The Financial Services Authority (FSA) is introducing a formal staff training programme after receiving complaints from City professionals that its employees lacked understanding of the industry.
The finance watchdog is launching a regulatory curriculum designed to improve its employees’ professional knowledge of the industry and enhance interpersonal skills.
HR director Kathleen Reeves admitted that some executives in the financial services industry held the opinion that FSA staff didn’t understand their business.
“This is about listening to what the industry wants and responding to their criticisms,” she said. “We have employees who know the industry well and others that are new to the regulatory industry and are on a learning curve.”
The new curriculum is made up of five elements: regulation and FSA philosophy, market knowledge, financial knowledge, interpersonal and business skills, and IT skills.
“The new programme will make it clear to people what they need to do in their roles. It will be much easier for them to see what is required of them,” she said.

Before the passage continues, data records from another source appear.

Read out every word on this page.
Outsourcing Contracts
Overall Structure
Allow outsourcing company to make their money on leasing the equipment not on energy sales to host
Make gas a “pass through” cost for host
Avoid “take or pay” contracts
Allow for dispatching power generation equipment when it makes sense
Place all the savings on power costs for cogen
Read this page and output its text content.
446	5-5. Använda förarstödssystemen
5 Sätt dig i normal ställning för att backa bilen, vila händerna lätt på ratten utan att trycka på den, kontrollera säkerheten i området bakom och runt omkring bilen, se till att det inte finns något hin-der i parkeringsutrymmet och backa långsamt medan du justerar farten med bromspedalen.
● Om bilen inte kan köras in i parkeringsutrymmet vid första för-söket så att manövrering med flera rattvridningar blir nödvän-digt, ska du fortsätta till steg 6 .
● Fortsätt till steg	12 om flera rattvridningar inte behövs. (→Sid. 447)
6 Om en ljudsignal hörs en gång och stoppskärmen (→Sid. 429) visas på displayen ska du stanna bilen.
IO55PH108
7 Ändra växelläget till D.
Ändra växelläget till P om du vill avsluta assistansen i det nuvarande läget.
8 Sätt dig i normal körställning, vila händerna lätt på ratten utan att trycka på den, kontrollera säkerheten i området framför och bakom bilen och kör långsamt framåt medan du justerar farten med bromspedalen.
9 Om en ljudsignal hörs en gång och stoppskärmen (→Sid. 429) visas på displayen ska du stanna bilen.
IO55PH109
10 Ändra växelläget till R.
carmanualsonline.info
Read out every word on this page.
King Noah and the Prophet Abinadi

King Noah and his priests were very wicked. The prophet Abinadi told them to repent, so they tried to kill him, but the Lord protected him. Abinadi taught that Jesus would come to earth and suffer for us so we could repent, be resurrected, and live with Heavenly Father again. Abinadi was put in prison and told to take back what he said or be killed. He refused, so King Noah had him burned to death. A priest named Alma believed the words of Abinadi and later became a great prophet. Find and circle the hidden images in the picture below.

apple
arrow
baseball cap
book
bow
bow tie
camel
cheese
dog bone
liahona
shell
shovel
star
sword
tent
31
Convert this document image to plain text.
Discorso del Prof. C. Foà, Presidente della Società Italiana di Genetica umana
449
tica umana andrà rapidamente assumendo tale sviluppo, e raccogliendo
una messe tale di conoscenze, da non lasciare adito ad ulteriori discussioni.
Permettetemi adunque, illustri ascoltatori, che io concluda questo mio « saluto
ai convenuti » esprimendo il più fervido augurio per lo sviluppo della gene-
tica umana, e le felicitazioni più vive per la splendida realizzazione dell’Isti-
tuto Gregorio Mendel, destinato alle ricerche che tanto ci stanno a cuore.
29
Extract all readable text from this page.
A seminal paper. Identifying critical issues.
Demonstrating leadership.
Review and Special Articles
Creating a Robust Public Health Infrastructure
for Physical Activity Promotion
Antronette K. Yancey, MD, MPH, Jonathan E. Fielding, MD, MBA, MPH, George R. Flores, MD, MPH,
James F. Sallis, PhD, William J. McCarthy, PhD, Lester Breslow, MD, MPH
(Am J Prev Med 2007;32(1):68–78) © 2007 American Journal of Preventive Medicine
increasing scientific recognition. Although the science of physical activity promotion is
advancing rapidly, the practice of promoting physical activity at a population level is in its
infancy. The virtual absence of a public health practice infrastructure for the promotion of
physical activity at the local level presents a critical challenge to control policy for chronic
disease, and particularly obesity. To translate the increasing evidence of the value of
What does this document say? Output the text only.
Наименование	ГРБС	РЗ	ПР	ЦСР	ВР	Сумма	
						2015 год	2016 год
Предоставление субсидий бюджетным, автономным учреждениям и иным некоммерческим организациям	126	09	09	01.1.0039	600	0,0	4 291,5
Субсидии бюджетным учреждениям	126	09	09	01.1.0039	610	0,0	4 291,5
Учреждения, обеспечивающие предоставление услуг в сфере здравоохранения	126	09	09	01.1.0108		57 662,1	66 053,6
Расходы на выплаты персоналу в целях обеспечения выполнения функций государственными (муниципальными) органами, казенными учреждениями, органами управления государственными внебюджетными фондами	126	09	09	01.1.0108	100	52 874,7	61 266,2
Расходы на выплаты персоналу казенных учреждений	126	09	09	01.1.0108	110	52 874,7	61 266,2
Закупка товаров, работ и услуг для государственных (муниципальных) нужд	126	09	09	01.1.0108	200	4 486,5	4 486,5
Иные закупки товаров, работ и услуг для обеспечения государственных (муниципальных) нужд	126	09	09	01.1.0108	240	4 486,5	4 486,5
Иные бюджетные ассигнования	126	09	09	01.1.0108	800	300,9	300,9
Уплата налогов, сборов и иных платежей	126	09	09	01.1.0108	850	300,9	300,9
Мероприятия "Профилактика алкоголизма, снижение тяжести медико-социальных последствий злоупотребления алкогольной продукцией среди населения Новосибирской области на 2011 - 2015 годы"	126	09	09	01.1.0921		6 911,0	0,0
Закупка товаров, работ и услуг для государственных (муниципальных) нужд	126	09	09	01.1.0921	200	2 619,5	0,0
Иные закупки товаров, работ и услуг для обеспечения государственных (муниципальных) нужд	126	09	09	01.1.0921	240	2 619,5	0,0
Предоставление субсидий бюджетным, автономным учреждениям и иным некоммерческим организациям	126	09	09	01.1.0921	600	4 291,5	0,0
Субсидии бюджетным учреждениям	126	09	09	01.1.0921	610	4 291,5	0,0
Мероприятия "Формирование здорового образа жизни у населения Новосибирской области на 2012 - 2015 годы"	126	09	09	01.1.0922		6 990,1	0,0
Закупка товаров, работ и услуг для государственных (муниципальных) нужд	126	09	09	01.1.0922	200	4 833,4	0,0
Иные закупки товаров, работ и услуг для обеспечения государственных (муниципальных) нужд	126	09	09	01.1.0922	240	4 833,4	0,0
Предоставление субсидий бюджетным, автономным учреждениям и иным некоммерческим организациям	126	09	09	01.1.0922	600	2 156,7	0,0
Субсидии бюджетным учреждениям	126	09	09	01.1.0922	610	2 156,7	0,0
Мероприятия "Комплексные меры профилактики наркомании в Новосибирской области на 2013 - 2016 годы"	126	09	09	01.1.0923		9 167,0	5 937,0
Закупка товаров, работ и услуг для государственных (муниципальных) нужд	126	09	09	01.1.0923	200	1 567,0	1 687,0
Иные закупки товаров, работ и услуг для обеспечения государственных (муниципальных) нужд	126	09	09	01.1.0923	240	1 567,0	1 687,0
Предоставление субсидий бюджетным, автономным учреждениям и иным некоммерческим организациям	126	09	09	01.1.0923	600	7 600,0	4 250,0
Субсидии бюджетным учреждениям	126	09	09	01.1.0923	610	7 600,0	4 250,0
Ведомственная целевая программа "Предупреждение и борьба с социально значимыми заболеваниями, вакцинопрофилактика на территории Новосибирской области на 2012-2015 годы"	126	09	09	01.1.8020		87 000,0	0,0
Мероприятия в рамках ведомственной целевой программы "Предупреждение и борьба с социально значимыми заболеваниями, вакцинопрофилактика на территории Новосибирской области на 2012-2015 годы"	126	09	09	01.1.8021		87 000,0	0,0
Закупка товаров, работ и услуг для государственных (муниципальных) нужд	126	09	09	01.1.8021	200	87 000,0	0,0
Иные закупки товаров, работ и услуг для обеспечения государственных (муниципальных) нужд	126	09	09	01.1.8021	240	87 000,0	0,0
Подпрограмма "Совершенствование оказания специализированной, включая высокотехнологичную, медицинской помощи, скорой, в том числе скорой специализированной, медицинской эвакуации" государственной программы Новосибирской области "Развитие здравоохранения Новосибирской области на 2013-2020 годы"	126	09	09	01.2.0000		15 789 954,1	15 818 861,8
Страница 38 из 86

The watchdog is looking at rolling out the curriculum from June next year to about 1,200 employees who are in direct contact with companies. It will be paid for as part of the FSA’s existing 3m training budget, Reeves said.
All 54 of this year’s graduate intake will go through the new training programme.
The FSA appointed Reeves in June to the newly created position of HR director. She joined after two years with Direct Line insurance. She said the FSA’s approach to training was part of the attraction of the role.
Earlier this year, the FSA improved its remuneration system to attract higher calibre people to the organisation. The average salary at the regulator is now 56,000, with 190 employees paid more than 100,000.